The Number 23 (2007) Review
I won’t beat around the bush on this one, The Number 23 is a very good movie with a very obvious twist ending that is likely to piss a lot of people off. Some critics have said that you can figure out the twist “twenty-three minutes in” and while this may be true, focusing only on the twist ending is kind of stupid to do, as the rest of the film (and even the explanation behind the twist) is very well done and shows that Joel Schumacher, despite fucking up the Batman franchise, is still as good a director now as when he directed The Lost Boys.

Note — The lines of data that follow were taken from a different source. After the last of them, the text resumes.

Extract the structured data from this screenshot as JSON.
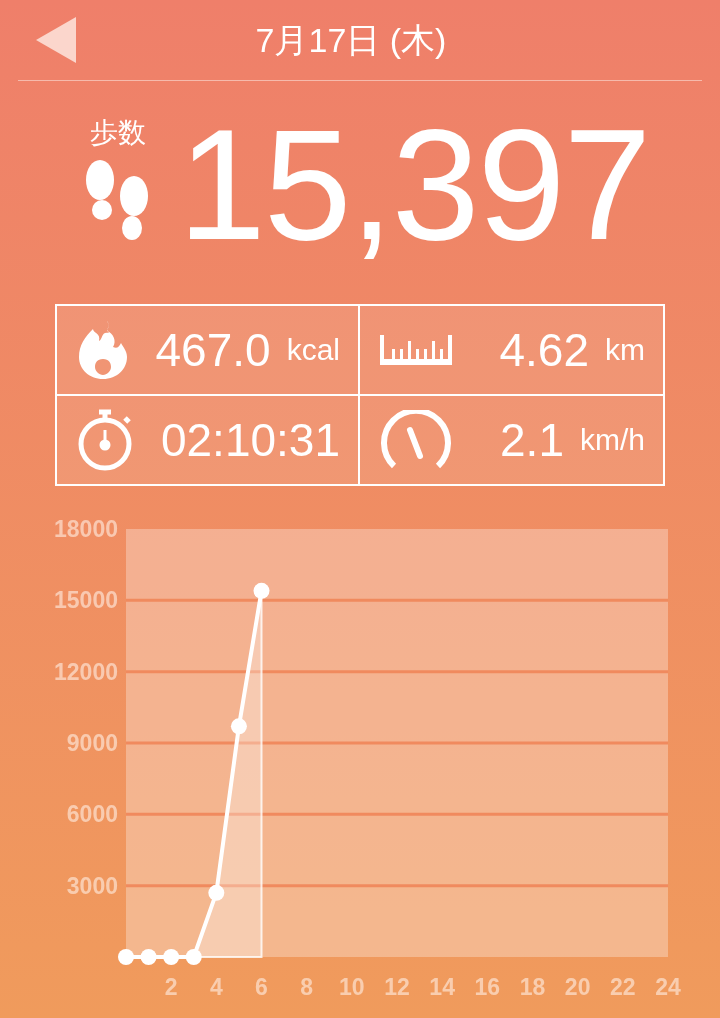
{
  "header": {
    "title": "7月17日 (木)"
  },
  "steps": {
    "label": "歩数",
    "value": "15,397"
  },
  "stats": [
    {
      "kind": "calories",
      "value": "467.0",
      "unit": "kcal"
    },
    {
      "kind": "distance",
      "value": "4.62",
      "unit": "km"
    },
    {
      "kind": "time",
      "value": "02:10:31"
    },
    {
      "kind": "speed",
      "value": "2.1",
      "unit": "km/h"
    }
  ],
  "chart": {
    "chart_data": {
      "type": "area",
      "x": [
        0,
        1,
        2,
        3,
        4,
        5,
        6
      ],
      "series": [
        {
          "color": "#ffffff",
          "values": [
            0,
            0,
            0,
            0,
            2700,
            9700,
            15400
          ]
        }
      ],
      "grid": true,
      "xlim": [
        0,
        24
      ],
      "ylim": [
        0,
        18000
      ],
      "xticks": [
        2,
        4,
        6,
        8,
        10,
        12,
        14,
        16,
        18,
        20,
        22,
        24
      ],
      "yticks": [
        3000,
        6000,
        9000,
        12000,
        15000,
        18000
      ]
    }
  }
}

The story is as follows: animal control employee Walter Sparrow (Jim Carrey) is late to meet his wife on his birthday thanks to a final job involving a rather large dog named Ned. Upon finding his wife Agatha (Virginia Madsen) perusing a used book store, Walter is given a book entitled "The Number 23" by a mysterious author called “Topsy Kretts”. Soon, Walter becomes obsessed with the book and it’s lead character and narrator, called simply “Fingerling”, as well as the titular number. Secrets begin to unfold as Walter sinks into his crazed idea that the book too closely resembles his life and that the number is some sort of murderous curse.
My favorite aspect of this film are the scenes in which Walter Sparrow is reading the book and we see just what it is he’s reading. Actors are taken from the main storyline and plopped into the places of the “fictional” characters in a strange film noir sort of setting that is shot to look the way that one would envision the scene when reading a book—with the backgrounds continually moving around and a very vivid color scheme that makes it a real pleasure to sit back and watch.
The acting is all-around great, with the small exception of Logan Lerman (Evan Treborn, age 7, in The Butterfly Effect), who’s not as much a bad actor as his character is out of place. Basically, he’s just there to add a sidekick to Walter Sparrow while showing a few examples of how great a dad Walter is.
The only other complaint I really give past the twist is the number of coincidences used to hold together the plot. I can’t really give a good example without spoiling anything, suffice it to say that in the end not everything is welded together as well as it should be. The explanation behind the book holds up pretty well, but some things are just cop-outs that could have been handled with a little more grace.
Another note to make is that this is not a horror movie; it is a suspenseful thriller with some very tense moments (such as Agatha Sparrow searching a mental asylum that’s just downright creepy) and some jump scares that work for what they are. The mood more than makes up for most of the film’s shortcomings and is definitely the driving force behind the film’s bizarre feel.
Overall, with the exception of a cliché twist and a few bothersome coincidences, The Number 23 is a well-made, entertaining, and strangely suspenseful film that I would gladly watch again.